02/03/2021 europalestine.com  7 min #186269

Pourquoi les tortionnaires du Shinbet n'ont pas à redouter de sanction

 2 mars 2021

Ci-dessous un article de Yael Stein, directeur de la recherche de B'Tselem, organisation israélienne de défense des droits humains, qui accuse les plus hautes instances judiciaires israéliennes de « dissimuler la normalisation de la torture contre les Palestiniens ».

« La semaine dernière, Avichai Mandelblit, procureur général d'Israël, a annoncé sa décision de mettre un terme aux poursuites engagées contre le Shin Bet (services secrets israéliens), accusé d'avoir employé la torture contre un Palestinien.

Le Shin Bet,détient Samer Arbeed (45 ans) depuis le 25 septembre 2019. L'agence le soupçonne d'avoir transporté une bombe qui a tué un colon de 17 ans, Rina Shnerb, en août 2019.

Lors de son long interrogotoire, Samer Arbeedun médecin israélien israélien aurait attesté à deux reprises qu'il était dans une « condition physique acceptable » et pouvait continuer à être interrogé. (Pratique courante en Israël où un certain nombre de médecins acceptent de se prêter à cette odieuse mascarade, NDLR).

Pourtant, le matin suivant, il dut être conduit à l'hôpital dans un « état critique ». Il avait des côtes fracturées et des traumatismes sur ses membres, son cou et sa poitrine. Un jour plus tard, un représentant officiel du Shin Bet signifiait à sa famille qu'Arbeed était hospitalisé, inconscient et sous respirateur artificiel.

« Torturer des Palestiniens lors des interrogatoires est depuis longtemps une pratique habituelle du Shin Bet.

Arafat Jaradat mort sous la torture

« Il est cependant plus rare que les détenus palestiniens doivent être hospitalisés suite à cette pratique.
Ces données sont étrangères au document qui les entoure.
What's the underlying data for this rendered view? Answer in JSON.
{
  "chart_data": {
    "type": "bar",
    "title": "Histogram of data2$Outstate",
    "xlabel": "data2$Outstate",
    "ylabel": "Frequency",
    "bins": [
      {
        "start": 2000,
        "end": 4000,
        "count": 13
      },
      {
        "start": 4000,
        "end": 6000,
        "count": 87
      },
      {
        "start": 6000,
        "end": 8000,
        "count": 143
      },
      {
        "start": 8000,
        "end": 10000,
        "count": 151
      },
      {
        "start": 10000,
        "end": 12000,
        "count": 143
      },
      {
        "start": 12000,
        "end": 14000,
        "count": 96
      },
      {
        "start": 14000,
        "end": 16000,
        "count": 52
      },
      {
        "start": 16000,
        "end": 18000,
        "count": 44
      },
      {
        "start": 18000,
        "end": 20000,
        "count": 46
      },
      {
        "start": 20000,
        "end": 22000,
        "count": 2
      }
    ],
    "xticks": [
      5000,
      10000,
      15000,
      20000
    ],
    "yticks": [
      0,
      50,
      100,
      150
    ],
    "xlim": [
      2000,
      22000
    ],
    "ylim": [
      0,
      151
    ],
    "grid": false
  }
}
L'hospitalisation d'Arbeed a fait les gros titres des médias, soulevant de sérieuses questions sur le comportement du Shin Bet, et poussant les autorités israéliennes à faire la promesse solennelle que la question ferait l'objet d'un examen approfondi », indique B'Tselem.

Mascarade, mode d'emploi

« La première étape de cet examen fut le département chargé du traitement des plaintes. Il avait pour tâche d'établir si le Shin Bet pouvait être soupçonné d'avoir une conduite criminelle. Or, si des centaines de plaintes ont afflué vers ce département au fil des ans, il a conclu à chaque fois, à une exception près, qu'on ne pouvait rien soupçonner de répréhensible avant de clôturer le dossier.

Normalement, le blanchiment s'arrête là. Mais dans le cas d'Arbeed, les scénaristes de la mascarade ont décidé de poursuivre plus avant l'investigation. Les responsables de l'interrogatoire ont été questionnés. Les témoins ont fait des déclarations. Des documents ont été saisis. Même le Centre national israélien de médecine légale a ordonné un rapport.

Finalement, passé un délai suffisant pour que l'on puisse clore l'affaire sans susciter trop de réactions, le procureur général put annoncer qu'il fermait le dossier « faute d'éléments pour étayer le fait qu'une infraction aurait été commise. »

La vraie raison, c'est que les actes du Shin Bet qui ont conduit Arbeed à l'hôpital, même s'ils ne sont pas véritablement interdits, ne sont pas légaux non plus. Malheureusement, le pays le plus moral de la planète ne peut pas faire des choses comme ça. C'est pourquoi ces pratiques doivent rester profondément dissimulées dans le secret des procédures internes du Shin Bet, rendant la conclusion du procureur général inévitable.

Justifier la torture

Le détail de ce que les interrogateurs ont le droit de faire reste évidemment secret. Mais des centaines de témoignages de Palestiniens recueillis au fil des ans dressent le tableau vivant et terrifiant de ce qui se passe pendant ces interrogatoires, dont certains peuvent durer plusieurs semaines.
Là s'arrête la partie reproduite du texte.